Screenshot that shows the example of Runtime setup file.

Step 2: Set up the Virtual Python Environment in your compute resource

Create the Virtual Python Environment, which aligns with the Fabric Runtime's Python version, in your compute resource by running the following script.

wget https://repo.anaconda.com/miniconda/Miniconda3-py310_24.1.2-0-Linux-x86_64.sh
bash Miniconda3-py310_24.1.2-0-Linux-x86_64.sh
chmod 755 -R /usr/lib/miniforge3/
export PATH="/usr/lib/miniforge3/bin:$PATH"
sudo apt-get update
sudo apt-get -yq install gcc g++
conda env create -n <custom-env-name> -f Python311-CPU.yml
source activate <custom-env-name>

Step 3: Identify and download the required wheels

The following script can be used to pass your requirements.txt file, which has all the packages and versions that you intend to install in the spark runtime. It prints the names of the new wheel files/dependencies for your input library requirements.

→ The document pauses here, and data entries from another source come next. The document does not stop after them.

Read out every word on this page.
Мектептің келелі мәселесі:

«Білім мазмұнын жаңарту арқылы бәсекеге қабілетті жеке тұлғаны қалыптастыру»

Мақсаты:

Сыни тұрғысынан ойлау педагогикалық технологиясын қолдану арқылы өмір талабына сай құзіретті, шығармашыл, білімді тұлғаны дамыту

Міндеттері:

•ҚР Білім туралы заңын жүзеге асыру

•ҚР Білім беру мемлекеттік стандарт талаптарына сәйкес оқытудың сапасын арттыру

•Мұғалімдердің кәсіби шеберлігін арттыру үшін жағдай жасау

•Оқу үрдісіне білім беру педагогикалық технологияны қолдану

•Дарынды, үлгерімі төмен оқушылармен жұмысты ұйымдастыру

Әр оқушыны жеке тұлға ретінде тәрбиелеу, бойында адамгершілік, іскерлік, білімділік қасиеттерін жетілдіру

pip install -r <input-user-req.txt> > pip_output.txt
cat pip_output.txt | grep "Using cached *"

Now, you can download the listed wheels from PyPI and directly upload them to Fabric Environment.

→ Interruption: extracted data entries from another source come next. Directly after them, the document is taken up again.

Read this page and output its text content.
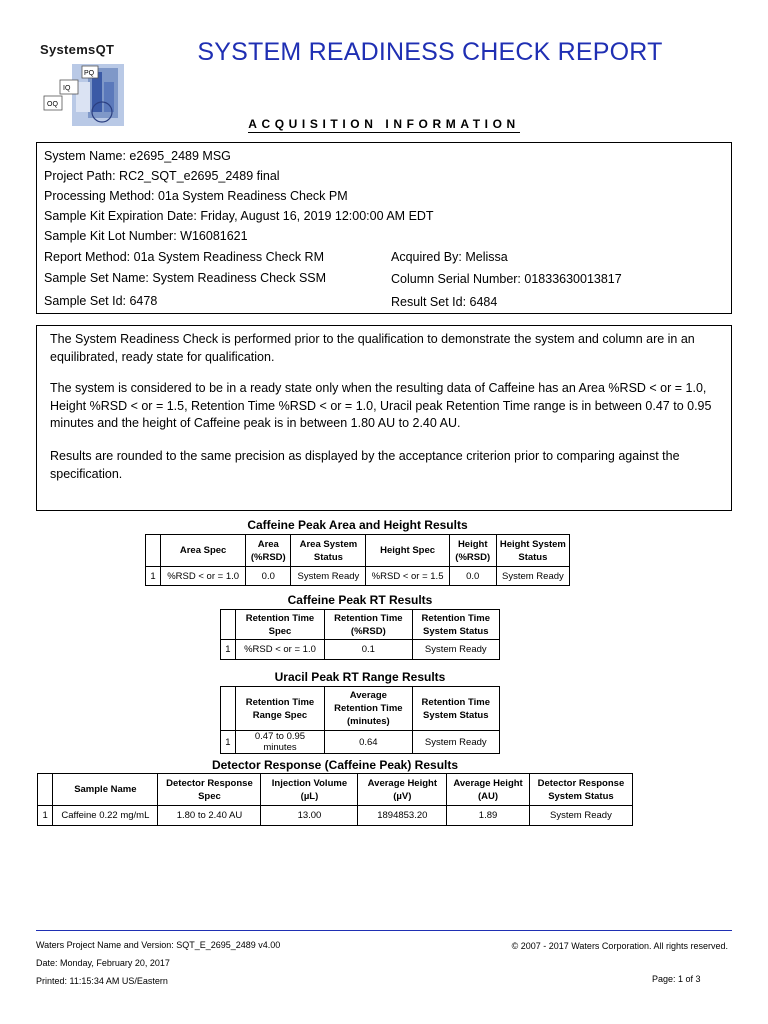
SystemsQT
PQ
IQ
OQ
SYSTEM READINESS CHECK REPORT
ACQUISITION INFORMATION
System Name: e2695_2489 MSG
Project Path: RC2_SQT_e2695_2489 final
Processing Method: 01a System Readiness Check PM
Sample Kit Expiration Date: Friday, August 16, 2019 12:00:00 AM EDT
Sample Kit Lot Number: W16081621
Report Method: 01a System Readiness Check RM
Sample Set Name: System Readiness Check SSM
Sample Set Id: 6478
Acquired By: Melissa
Column Serial Number: 01833630013817
Result Set Id: 6484
The System Readiness Check is performed prior to the qualification to demonstrate the system and column are in an equilibrated, ready state for qualification.
The system is considered to be in a ready state only when the resulting data of Caffeine has an Area %RSD < or = 1.0, Height %RSD < or = 1.5, Retention Time %RSD < or = 1.0, Uracil peak Retention Time range is in between 0.47 to 0.95 minutes and the height of Caffeine peak is in between 1.80 AU to 2.40 AU.
Results are rounded to the same precision as displayed by the acceptance criterion prior to comparing against the specification.
Caffeine Peak Area and Height Results
	Area Spec	Area (%RSD)	Area System Status	Height Spec	Height (%RSD)	Height System Status
1	%RSD < or = 1.0	0.0	System Ready	%RSD < or = 1.5	0.0	System Ready
Caffeine Peak RT Results
	Retention Time Spec	Retention Time (%RSD)	Retention Time System Status
1	%RSD < or = 1.0	0.1	System Ready
Uracil Peak RT Range Results
	Retention Time Range Spec	Average Retention Time (minutes)	Retention Time System Status
1	0.47 to 0.95 minutes	0.64	System Ready
Detector Response (Caffeine Peak) Results
	Sample Name	Detector Response Spec	Injection Volume (µL)	Average Height (µV)	Average Height (AU)	Detector Response System Status
1	Caffeine 0.22 mg/mL	1.80 to 2.40 AU	13.00	1894853.20	1.89	System Ready
Waters Project Name and Version: SQT_E_2695_2489 v4.00
Date: Monday, February 20, 2017
Printed: 11:15:34 AM US/Eastern
© 2007 - 2017 Waters Corporation. All rights reserved.
Page: 1 of 3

Host PyPI mirror on Azure Storage account

A PyPI mirror is a replica of the official PyPI repository. The replica can either be a full replica of PyPI or a partial replica and can be hosted in several ways within Azure. We recommend using Azure Storage account. The storage account is protected behind organization vNet, so that only approved targets/endpoints can access it.

Important

Host PyPI mirror is ideal for organizations that rely on a large set of PyPI libraries and prefer not to manage individual wheel files manually. This approach comes with the onus of organizations bearing the setup costs and periodic monitoring and updating to keep the mirror in sync with PyPI.

Step 1: Prerequisites

  • Compute resources: Linux system, Windows Subsystem for Linux, or an Azure VM
  • Azure Storage Account: To store the mirrored packages.
  • Other utilities: Bandersnatch, i,e., the PyPI mirroring tool that handles synchronization. Az CLI or Blobefuse2 or Azcopy, that is, the utility for efficient file synchronization

Initial Setup

The size of the entire PyPI repository is large and constantly growing. There is a one-time initial effort of setting up the entire PyPI repository. See the PyPI Statistics.

Maintenance

To keep the mirror in sync with PyPI, periodic monitoring and updating are required.

Note

The followings are various factors of your compute resource that contribute to the setup and maintenance effort:

  • Network speed
  • Server resources: CPU, memory, disk I/O of the compute resource running Bandersnatch impacts the synchronization speed
  • Disk speed: the speed of the storage system can affect how quickly Bandersnatch can write data to disk.
  • Initial setup vs. Maintenance sync: the initial sync (when you first set up Bandersnatch) generally takes longer as it downloads the entire repository. On a typical setup with decent network and hardware, it might range from 8 to 48 hours. Subsequent syncs, which only update new or changed packages, are faster.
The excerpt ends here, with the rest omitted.